Ничто не бессмысленно, думает он и видит в своем воображении, как волны в конце концов выбрасывают его на берег, как, нежно и бессильно-тихо ярясь, обдают его пеной; там на берегу он рассматривает выброшенных из моря крабов, и раковины, и камни: осязаемый и чувственно воспринимаемый, белесый скелет Земли; а надо всем этим распростерт – в синеве, от которой захватывает дух, – нескончаемый дар: Небо.
Добравшись поездом до северной части Хоккайдо, Нэгели переправляется на пароме к Курилам – этой цепочке островов, расположенных по пути в Сибирь. В гавани он подходит к одной рыбацкой лодке, жестикулирует, довольно беспомощно, отвешивает поклон, показывает рукой в направлении северо-восточного горизонта.

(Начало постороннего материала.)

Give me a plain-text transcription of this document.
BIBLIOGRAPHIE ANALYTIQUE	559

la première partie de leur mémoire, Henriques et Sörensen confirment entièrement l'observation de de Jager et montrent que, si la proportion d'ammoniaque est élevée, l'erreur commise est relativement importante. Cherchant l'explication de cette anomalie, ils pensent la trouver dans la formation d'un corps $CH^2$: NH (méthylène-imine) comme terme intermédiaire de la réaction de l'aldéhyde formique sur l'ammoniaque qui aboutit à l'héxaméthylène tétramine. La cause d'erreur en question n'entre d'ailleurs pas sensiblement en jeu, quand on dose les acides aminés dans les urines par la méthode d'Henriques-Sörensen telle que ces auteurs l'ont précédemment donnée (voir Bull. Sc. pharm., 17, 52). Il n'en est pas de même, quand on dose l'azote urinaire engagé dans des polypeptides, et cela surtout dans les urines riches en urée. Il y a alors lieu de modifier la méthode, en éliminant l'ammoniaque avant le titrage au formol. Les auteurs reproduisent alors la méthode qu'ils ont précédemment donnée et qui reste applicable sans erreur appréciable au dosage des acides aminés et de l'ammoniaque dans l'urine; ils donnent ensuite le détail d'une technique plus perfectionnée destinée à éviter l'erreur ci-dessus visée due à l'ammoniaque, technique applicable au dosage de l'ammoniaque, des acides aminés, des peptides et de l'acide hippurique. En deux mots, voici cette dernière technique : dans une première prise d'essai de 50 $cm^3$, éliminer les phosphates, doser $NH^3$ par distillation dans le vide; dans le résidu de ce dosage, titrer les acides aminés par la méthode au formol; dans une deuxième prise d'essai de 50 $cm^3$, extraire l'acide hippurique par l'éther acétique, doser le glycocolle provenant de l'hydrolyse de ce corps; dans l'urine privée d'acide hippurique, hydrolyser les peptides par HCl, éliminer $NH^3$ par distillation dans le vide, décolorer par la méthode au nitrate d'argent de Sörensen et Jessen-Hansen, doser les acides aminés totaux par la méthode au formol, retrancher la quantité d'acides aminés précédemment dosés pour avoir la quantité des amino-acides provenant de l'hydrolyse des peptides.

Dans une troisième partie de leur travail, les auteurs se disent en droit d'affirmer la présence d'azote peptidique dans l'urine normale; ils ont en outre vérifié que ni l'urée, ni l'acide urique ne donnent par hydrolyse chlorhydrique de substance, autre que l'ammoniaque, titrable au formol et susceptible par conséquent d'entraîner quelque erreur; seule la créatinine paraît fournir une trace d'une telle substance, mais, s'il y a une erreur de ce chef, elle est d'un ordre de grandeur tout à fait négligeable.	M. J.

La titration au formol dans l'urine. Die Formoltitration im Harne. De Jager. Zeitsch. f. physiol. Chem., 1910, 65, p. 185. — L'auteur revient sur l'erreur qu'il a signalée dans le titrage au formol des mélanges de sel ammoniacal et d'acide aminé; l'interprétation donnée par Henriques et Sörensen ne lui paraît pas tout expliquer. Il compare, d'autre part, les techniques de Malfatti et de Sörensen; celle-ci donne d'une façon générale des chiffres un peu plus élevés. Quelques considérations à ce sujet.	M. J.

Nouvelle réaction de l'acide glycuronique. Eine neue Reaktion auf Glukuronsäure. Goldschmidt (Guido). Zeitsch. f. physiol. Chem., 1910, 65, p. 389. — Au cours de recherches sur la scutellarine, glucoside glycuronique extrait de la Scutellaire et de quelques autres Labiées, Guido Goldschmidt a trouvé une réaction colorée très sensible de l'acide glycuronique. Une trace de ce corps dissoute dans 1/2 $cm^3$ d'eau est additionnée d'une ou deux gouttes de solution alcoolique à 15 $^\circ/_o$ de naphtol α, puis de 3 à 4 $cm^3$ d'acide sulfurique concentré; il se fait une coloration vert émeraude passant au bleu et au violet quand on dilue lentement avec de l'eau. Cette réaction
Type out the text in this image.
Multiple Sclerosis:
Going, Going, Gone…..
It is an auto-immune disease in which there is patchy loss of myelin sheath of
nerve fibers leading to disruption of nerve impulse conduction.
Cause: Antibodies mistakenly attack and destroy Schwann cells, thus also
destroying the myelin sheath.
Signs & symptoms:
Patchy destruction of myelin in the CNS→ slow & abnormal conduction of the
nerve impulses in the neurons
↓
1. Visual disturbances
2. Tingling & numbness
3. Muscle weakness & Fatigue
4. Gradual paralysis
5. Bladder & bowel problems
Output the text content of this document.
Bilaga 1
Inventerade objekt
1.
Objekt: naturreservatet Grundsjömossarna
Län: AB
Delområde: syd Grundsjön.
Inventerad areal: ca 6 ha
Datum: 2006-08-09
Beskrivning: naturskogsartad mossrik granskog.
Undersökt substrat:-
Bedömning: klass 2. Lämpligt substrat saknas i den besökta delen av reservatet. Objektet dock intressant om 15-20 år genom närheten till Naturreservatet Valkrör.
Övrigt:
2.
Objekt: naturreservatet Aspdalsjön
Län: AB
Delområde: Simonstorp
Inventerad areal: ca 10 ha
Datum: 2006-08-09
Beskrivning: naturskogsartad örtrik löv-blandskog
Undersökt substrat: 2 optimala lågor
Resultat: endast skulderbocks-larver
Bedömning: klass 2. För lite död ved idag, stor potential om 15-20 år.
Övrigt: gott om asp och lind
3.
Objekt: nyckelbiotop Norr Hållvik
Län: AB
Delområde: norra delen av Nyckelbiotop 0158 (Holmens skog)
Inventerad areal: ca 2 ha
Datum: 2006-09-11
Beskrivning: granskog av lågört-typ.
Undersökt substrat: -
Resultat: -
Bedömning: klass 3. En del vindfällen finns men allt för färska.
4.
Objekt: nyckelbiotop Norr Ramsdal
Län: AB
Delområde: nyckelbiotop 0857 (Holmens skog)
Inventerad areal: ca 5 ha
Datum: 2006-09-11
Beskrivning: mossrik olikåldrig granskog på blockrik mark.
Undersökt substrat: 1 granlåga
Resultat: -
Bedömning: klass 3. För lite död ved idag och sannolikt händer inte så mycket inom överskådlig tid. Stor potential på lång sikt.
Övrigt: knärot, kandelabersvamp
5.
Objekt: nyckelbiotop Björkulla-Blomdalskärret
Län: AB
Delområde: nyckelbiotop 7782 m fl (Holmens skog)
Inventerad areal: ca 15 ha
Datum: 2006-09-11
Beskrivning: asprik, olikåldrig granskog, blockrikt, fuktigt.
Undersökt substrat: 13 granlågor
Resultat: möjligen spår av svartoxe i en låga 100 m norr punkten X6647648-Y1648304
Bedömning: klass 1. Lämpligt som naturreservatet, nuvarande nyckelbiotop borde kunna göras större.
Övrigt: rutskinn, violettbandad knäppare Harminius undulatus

Ловцы крабов берут его с собой и довозят до следующего острова, а потом – еще до одного, ближайшего; и он размышляет, не подарить ли им в благодарность заплечный мешок с кинокамерами – после того, как заснимет их дубленые, добродушные лица и принадлежащие им сети, – но потом все-таки передумывает: может быть, кинокамеры ему еще пригодятся.
На границе с Россией рыбацкую лодку задерживают свирепого вида советские морские пехотинцы: они приплывают на шлюпке и проверяют документы рыбаков, на которых с судна пограничной охраны тем временем наводят тяжелый пулемет. Нэгели кое-как объясняет пехотинцам, что, хотя визы у него нет, он – швейцарский исследователь природы, так нельзя ли ему проплыть с этими рыбаками хотя бы до какого-то места на подступах к Камчатке? Дежурный советский офицер, разумеется, не разрешает ему следовать дальше и начинает досматривать мешок с кинокамерами. Прежде чем дело доходит до худших осложнений, Нэгели раздаривает солдатам все свои сигареты, отдает офицеру последние оставшиеся доллары, рыбаки – и Нэгели тоже – отвешивают поклоны; после чего японцы, с тысячью извинений, отправляются в обратный путь и вскоре снова высаживают его на берегу Хоккайдо. На прощание они еще дружески предостерегают его от бурых медведей, которые, дескать, в это время года иногда нападают на людей.
Он бродит, в разных направлениях, по дикому острову Хоккайдо, на котором теперь, в начале японского лета, горные склоны и крутые прибрежные скалы сплошь поросли лиловыми дикими лилиями и примулами. Так Нэгели и странствует – по бездорожью, беспланово, все более углубляясь в эти дебри; по вечерам строит себе шалаши из древесных веток или спит прямо под звездами, наполняет флягу водой из ручьев, ловит голыми руками рыбу и съедает ее сырой, пытается осторожно приблизиться к бурым медведям (которые иногда показываются поблизости от него) и заснять их на кинопленку.